Austin ranks fourth in the country in punt returns, averaging 14.1 yards, but that's only on the ones he has returned. Opponents have punted the ball 68 times this season and Austin, while lining up deep on all but a handful of those, has run back only 19. The others have been fair catches or -- more glaringly -- punts on which he signaled a fair catch and then couldn't get to it or let it bounce.
That put West Virginia's offense in poor field position far more times than an Austin return enhanced field position. And then a week ago against Pitt, Austin dropped a punt and Pitt recovered. Brown replaced him after that and remained in the position against USF.
For the record, Brown let South Florida's first punt drop. But it bounced backward and netted only 24 yards. Later in the game he would call for a fair catch and let a ball drop and roll behind him into the end zone. Statistically he did not have a punt return against the Bulls. Fair catches don't count as returns.
Then again, who really needed a punt returner? West Virginia obviously saw something in wanted to attack in South Florida's punt protection, going hard after punter Justin Brockhaus-Kann right from the start. It worked, too, when Willie Milhouse, who was named one of the team captains before the game, blocked a second-quarter punt that led to a Bitancurt field goal.
BRIEFLY: You knew it had to end eventually for Corey Smith, who was perfect in last week's win over Pitt, averaging 57 yards a punt. Well, his first punt against USF was angled and rolled out of bounds at the USF 7, but his second near midfield sailed out of bounds for just 20 yards and his third went 33 yards and bounced backwards. For the night he punted four times and averaged 32 yards.
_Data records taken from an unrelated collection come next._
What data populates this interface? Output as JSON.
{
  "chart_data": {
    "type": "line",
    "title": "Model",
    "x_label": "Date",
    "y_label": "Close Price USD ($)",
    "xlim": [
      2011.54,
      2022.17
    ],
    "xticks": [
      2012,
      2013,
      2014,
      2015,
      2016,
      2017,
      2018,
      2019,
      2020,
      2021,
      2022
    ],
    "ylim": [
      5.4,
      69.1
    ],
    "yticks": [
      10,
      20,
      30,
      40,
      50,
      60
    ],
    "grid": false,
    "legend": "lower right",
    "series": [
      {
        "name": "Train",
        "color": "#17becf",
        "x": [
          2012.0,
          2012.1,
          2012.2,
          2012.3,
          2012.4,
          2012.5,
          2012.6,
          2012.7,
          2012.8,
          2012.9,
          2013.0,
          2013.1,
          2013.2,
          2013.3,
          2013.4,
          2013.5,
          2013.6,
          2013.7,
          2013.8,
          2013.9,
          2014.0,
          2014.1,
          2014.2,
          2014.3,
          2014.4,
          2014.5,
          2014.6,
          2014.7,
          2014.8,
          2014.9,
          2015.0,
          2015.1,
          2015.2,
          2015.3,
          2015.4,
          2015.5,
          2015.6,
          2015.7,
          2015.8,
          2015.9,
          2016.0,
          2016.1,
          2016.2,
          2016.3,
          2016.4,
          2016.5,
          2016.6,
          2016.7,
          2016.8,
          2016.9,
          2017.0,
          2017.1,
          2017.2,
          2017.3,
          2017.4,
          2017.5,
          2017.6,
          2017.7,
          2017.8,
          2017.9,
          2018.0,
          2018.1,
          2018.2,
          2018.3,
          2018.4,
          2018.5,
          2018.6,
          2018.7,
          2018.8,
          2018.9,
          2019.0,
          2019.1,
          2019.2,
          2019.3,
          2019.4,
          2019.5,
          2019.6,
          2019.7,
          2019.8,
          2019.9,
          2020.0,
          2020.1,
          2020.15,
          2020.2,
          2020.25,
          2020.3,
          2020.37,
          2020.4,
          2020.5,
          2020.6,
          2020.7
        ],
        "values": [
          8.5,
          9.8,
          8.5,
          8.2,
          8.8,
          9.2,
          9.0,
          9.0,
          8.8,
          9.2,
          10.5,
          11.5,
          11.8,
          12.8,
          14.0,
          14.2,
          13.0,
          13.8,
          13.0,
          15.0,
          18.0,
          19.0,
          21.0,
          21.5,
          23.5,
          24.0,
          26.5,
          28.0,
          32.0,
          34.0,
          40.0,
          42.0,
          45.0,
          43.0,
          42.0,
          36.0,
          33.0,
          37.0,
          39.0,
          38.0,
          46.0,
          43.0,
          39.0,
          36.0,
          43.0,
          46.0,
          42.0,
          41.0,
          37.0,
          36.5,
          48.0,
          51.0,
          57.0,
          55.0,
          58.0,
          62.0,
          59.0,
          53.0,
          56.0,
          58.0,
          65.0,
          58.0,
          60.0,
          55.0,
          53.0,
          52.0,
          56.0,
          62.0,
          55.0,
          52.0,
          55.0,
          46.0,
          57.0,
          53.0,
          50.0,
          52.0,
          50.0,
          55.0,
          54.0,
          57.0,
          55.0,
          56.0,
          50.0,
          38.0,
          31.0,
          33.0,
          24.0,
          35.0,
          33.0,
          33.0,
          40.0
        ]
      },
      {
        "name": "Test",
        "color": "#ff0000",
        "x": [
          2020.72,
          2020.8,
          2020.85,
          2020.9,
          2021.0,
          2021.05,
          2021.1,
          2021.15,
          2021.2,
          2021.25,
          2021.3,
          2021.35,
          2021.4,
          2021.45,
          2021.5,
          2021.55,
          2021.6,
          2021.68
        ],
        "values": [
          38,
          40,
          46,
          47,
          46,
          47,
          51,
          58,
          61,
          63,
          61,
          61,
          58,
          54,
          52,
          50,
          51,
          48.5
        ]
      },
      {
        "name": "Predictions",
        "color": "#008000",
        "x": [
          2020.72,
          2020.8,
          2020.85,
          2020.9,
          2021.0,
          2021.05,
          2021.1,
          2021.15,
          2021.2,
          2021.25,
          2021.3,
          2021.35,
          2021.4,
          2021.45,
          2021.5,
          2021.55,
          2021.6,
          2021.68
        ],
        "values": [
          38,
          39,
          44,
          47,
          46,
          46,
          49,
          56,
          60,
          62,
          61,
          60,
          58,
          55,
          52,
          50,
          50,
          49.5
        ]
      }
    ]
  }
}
| Speaking of kicking woes, Bitancurt missed his first attempt of the night, a 38-yarder that smacked into an upright and bounced back on the field. It was Bitancurt's fifth miss in his last six attempts after beginning the season 12-of-13. But then he made three in a row, including the game winner.
| Quinton Spain and Curtis Feigt started the game at right guard and right tackle, respectively, just as they finished the Pitt game. But Tyler Rader and Pat Eger, the players they replaced in the lineup, both saw action as early as the first half.
| Back to punt returns. South Florida had given up -- this is not a typo -- just three punt return yards all season. West Virginia got 16. How? When Milhouse blocked that punt, it went backward and Ricky Kovatch recovered 16 yards behind the point of the block. Those are return yards.
| Austin, by the way, passed Steve Slaton's 2006 school record of 2,104 all-purpose yards in a season during the first quarter.
| West Virginia was outgained in total yardage 397-364, only the second time that's happened this season (Syracuse was the first). South Florida also converted 10 of 19 third downs while WVU converted an awful two of 14. But the Mountaineers were three-for-three on fourth-down tries.